There's a bill in Congress related to the Higher Education Act, which has implications for schools with distance education programs. The bill includes a single sentence that states that such institutions must implement processes to verify that a student who registers for a course (or program) is the same as the one who participates in it. Here's what it says:
the agency or association requires an institution that offers distance education to have processes through which the institution establishes that the student who registers in a distance education course or program is the same student who participates in and completes the program and receives the academic credit
And the bill goes to great lengths to define distance education, but it boils down to any course in which the instructor and students are separated. VCU offers such courses.
An article in The Chronicle of Higher Education explores some of the technologies which are available to help with user authentication. These include tried and true technologies like fingerprint readers and challenge questions, as well as keystroke pattern analysis and webcams photos reviewed by remote proctors. With authentication there are 3 categories of choices - methods that rely on something the user has, something the user knows and something the user is.
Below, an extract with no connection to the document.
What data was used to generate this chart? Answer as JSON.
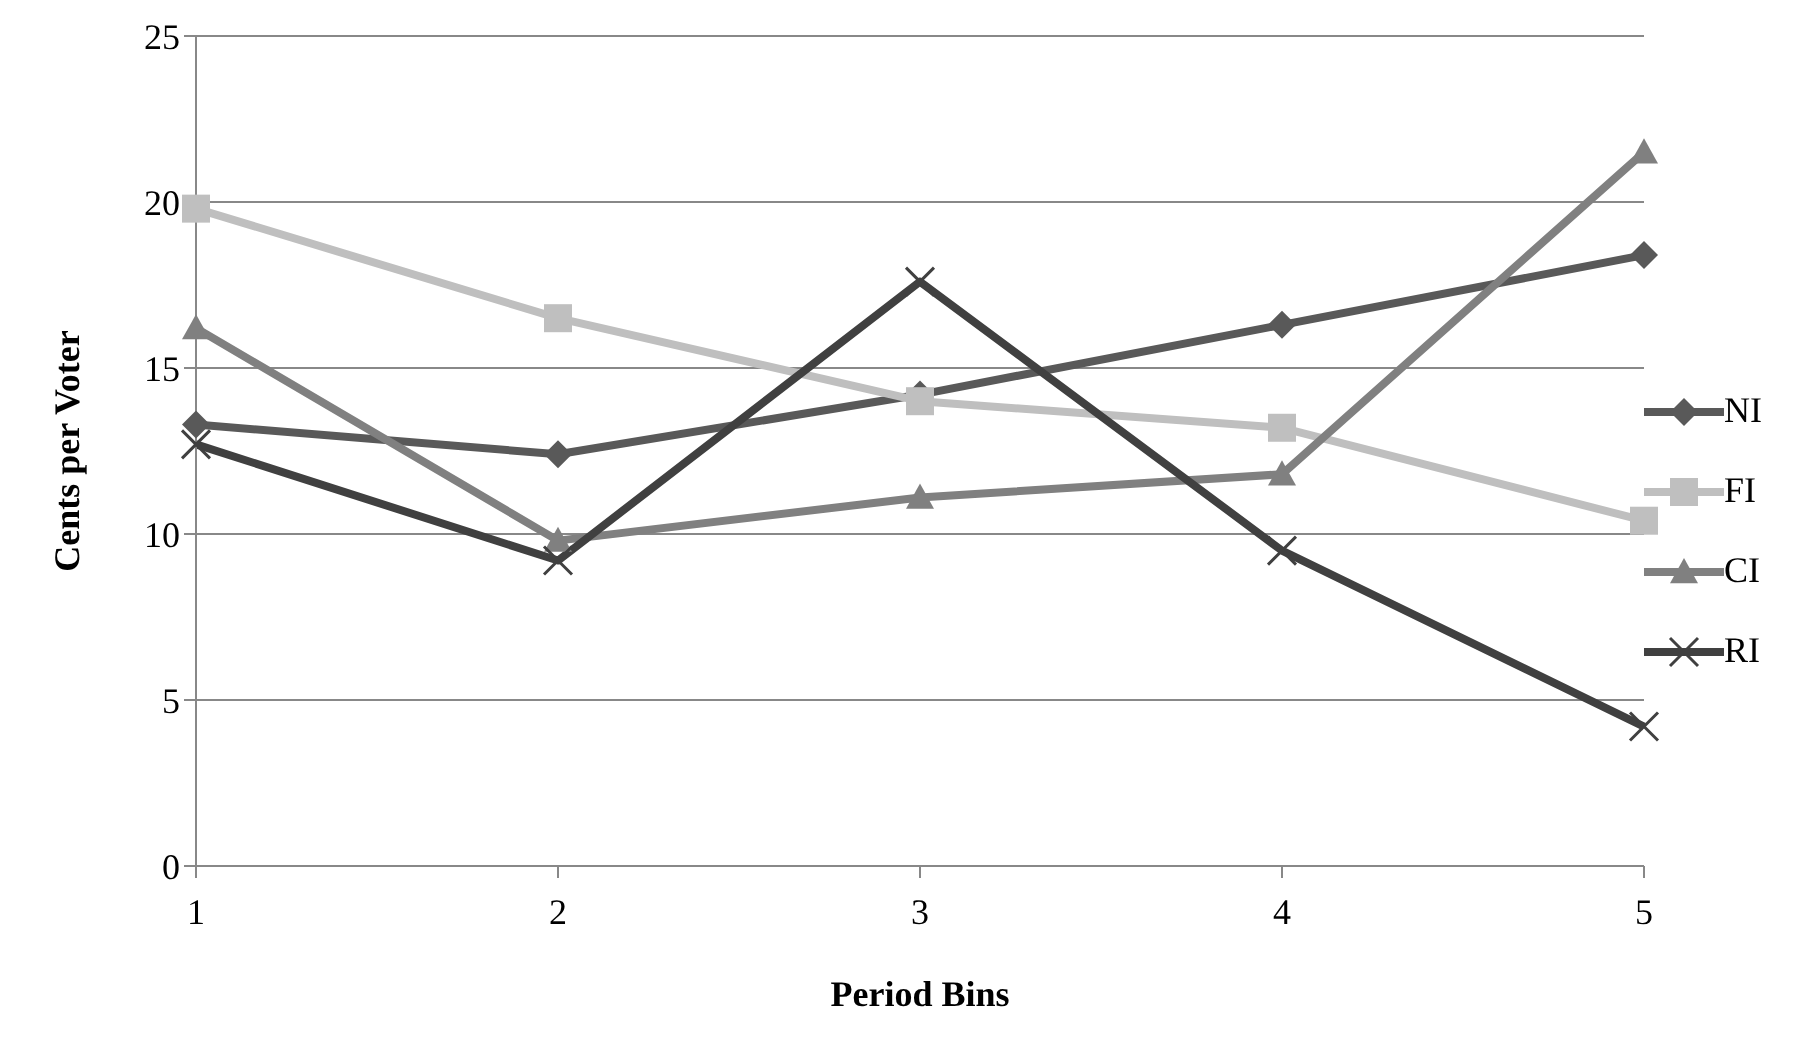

When the risk to mitigate involves willful deceit by the user, the first method is useless and the second is difficult to implement effectively since it's trivial for a person to share basic information that could be asked. So it's likely that the types of technologies adopted will consist of biometrics (such as fingerprint scans, retina scans and subdermal capillary patterns) and visual comparison of the student to a baseline image.
Of course, technology like this has a cost. In addition to a financial component there are privacy and usability concerns. But there are some larger issues that need to be considered.
1. Is cheating more rampant in a distance education course than in a traditional classroom environment?
2. How is the authenticity of the baseline sample being ensured?
If a school needs to collect a photo of the student or digitize a fingerprint as part of the enrollment process to use for authentication, the school needs to be sure the individual who submits that information is in fact who they claim to be. If a person masquerades as another throughout the entire process, a person could conceivably earn a degree without completing any work. To close the gap the person's identity needs to be verified during enrollment. A less effective control would be to publish sufficient information from a student's academic record and a photo online. But an individual's appearance changes over time and if two people resemble each other enough, they can still defeat the system.